Die einheimischen Zuschauer benannten sogar eine Kurve nach ihm. Aber nicht, weil er diese "Gregerkurve" besonders eindrucksvoll nahm, sondern weil sie sein Können immer auf eine harte Probe stellte. Oft flog er dort hinaus, in dieser Haarnadel nach der Enzianhütte, zum Gaudium der Fans. Ernsthafte Schäden oder gar Verletzungen gab’s Gott sei Dank nicht. Aber so etwas haftet im Gedächtnis, auch 45 Jahre danach.

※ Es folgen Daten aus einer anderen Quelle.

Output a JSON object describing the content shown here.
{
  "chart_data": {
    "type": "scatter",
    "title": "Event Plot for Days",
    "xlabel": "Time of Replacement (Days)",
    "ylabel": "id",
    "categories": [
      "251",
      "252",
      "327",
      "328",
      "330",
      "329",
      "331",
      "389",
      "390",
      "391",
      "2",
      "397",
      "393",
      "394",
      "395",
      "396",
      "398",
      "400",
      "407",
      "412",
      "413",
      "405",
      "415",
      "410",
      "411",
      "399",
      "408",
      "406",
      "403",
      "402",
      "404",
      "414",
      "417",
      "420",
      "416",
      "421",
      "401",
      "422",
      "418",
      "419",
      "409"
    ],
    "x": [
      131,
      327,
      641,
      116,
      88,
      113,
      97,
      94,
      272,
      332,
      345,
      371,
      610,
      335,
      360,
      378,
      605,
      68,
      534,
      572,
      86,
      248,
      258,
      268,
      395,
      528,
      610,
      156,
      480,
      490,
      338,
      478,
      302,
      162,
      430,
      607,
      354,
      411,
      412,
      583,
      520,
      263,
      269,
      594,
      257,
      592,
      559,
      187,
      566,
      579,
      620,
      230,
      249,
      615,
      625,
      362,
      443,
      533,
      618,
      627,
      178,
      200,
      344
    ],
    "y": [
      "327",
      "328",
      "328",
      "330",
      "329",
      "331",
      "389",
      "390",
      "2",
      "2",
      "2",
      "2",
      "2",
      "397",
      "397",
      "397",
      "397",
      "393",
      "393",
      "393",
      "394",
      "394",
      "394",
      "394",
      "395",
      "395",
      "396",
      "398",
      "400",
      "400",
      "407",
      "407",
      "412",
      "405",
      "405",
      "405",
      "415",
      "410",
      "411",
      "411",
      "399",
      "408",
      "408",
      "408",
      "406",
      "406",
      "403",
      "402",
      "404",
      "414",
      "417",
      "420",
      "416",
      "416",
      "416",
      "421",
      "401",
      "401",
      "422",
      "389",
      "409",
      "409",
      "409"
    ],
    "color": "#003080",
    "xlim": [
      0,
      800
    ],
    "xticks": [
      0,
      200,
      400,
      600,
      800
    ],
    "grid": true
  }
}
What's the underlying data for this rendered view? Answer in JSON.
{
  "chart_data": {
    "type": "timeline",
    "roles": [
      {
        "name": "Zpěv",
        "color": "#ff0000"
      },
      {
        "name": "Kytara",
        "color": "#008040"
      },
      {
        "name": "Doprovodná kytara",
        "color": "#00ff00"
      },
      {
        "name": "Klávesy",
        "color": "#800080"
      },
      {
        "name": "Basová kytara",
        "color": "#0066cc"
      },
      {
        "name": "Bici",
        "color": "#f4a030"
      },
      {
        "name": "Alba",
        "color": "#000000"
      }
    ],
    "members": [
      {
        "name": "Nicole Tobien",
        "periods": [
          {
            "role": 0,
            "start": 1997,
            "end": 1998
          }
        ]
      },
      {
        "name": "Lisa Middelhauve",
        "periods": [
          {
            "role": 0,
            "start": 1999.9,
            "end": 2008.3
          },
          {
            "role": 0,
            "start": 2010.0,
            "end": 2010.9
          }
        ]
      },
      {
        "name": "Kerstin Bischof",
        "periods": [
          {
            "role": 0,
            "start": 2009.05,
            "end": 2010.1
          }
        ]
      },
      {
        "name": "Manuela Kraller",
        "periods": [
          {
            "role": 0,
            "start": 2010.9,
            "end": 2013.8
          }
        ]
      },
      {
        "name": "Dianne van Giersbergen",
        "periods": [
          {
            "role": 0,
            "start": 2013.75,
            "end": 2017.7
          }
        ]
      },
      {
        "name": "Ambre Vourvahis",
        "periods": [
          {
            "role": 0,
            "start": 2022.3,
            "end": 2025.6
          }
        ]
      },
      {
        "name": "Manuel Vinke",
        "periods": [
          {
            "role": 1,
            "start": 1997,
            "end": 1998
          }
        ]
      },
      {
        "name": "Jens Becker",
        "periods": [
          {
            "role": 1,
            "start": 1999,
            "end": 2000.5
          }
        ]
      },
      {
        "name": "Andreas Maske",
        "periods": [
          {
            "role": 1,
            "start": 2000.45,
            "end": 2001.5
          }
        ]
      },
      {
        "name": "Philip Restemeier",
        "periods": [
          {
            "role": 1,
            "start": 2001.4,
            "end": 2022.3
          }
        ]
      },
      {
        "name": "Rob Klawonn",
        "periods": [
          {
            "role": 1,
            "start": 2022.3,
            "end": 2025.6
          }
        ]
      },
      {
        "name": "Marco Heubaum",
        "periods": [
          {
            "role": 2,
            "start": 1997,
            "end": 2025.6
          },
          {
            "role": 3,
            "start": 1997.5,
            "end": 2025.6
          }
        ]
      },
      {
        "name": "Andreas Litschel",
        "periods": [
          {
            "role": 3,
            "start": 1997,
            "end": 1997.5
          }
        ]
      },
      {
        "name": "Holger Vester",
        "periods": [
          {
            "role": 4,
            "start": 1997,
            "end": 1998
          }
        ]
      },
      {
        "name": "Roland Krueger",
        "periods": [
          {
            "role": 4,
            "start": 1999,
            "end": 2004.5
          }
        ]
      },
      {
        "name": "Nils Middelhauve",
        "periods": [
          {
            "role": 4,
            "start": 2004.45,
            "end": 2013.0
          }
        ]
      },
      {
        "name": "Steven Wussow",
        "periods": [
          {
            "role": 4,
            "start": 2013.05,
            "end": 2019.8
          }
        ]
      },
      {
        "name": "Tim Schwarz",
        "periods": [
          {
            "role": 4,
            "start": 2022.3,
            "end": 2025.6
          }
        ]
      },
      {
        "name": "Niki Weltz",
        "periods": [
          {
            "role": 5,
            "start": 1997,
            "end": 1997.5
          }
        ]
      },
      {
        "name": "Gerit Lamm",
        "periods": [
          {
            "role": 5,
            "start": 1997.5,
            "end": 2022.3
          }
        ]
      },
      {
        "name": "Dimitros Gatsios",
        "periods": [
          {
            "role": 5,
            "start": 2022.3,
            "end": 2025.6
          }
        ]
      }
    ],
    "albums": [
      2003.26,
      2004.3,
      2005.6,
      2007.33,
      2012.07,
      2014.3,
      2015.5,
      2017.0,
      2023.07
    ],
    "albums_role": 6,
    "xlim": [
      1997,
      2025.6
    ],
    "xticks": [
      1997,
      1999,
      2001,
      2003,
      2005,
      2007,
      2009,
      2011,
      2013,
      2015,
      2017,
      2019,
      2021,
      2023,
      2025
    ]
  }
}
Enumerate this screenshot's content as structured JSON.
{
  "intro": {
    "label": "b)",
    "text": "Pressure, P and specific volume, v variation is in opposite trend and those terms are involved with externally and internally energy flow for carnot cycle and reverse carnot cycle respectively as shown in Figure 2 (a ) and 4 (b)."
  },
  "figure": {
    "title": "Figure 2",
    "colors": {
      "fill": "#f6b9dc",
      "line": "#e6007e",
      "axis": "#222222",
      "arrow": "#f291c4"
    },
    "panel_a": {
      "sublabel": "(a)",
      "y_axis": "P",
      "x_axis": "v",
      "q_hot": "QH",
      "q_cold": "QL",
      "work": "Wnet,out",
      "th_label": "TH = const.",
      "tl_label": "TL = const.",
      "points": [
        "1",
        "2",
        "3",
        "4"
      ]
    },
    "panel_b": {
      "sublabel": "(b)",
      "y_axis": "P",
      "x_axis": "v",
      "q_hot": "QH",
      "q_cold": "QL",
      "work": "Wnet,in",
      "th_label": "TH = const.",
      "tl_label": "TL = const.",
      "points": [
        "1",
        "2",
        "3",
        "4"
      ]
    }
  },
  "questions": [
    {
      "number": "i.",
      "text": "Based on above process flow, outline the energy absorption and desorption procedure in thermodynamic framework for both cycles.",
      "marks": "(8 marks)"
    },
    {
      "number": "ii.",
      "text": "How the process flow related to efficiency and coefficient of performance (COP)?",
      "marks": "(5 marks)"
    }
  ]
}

Sein breites Bayerisch, seine fröhliche Art, sein ruhiges Auftreten, all das machte ihn für die Fans sympathisch. Und er war immer dabei, der Sepp. Ob mit dem sagenhaft unvermeidlichen 356 in all seinen Varianten, dann mit dem Elva-Porsche im Jahr 1964, den man eher mit Edgar Barth im Cockpit verbindet, ähnlich wie mit dem 718 RS, den er im Jahr zuvor einsetzte.  Ab 1965 taucht ein 904 GTS mit Sepp am Steuer bei den Läufen zur Europa-Bergmeisterschaft auf, und liefert sich beinharte Kämpfe mit Weber, Stommelen oder Schütz im gleichen Kaliber. Dann folgen die glorreichen Carrera-6-Jahre, bevor diverse 911T oder S als Untersatz dienen. Nur zweimal saß Sepp auf dem Weg zum Ahornkaser in einem auch bei betuchten Privatfahrern so beliebten Sportwagen vom Schlag eines Porsche 910.
Er hielt die Fahne der Stuttgarter Edelschmiede eisern hoch, er füllte eine Zeile in der Nennliste des Rossfeldrennens ein wie das Amen im Gebet, sein allseits bekanntes Gesicht lächelte verschmitzt unter dem silbernen Helm hervor, bevor er die Brauen zusammenzog und sich auf die Aufgabe konzentrierte, seinen Feuerstuhl so schnell wie möglich hinauf zu katapultieren, schneller als die Konkurrenz jedenfalls, denn Siegen war ihm Lohn und Pflicht.
Am 2. August 2010 starb Sepp Greger im Alter von 95 Jahren in München.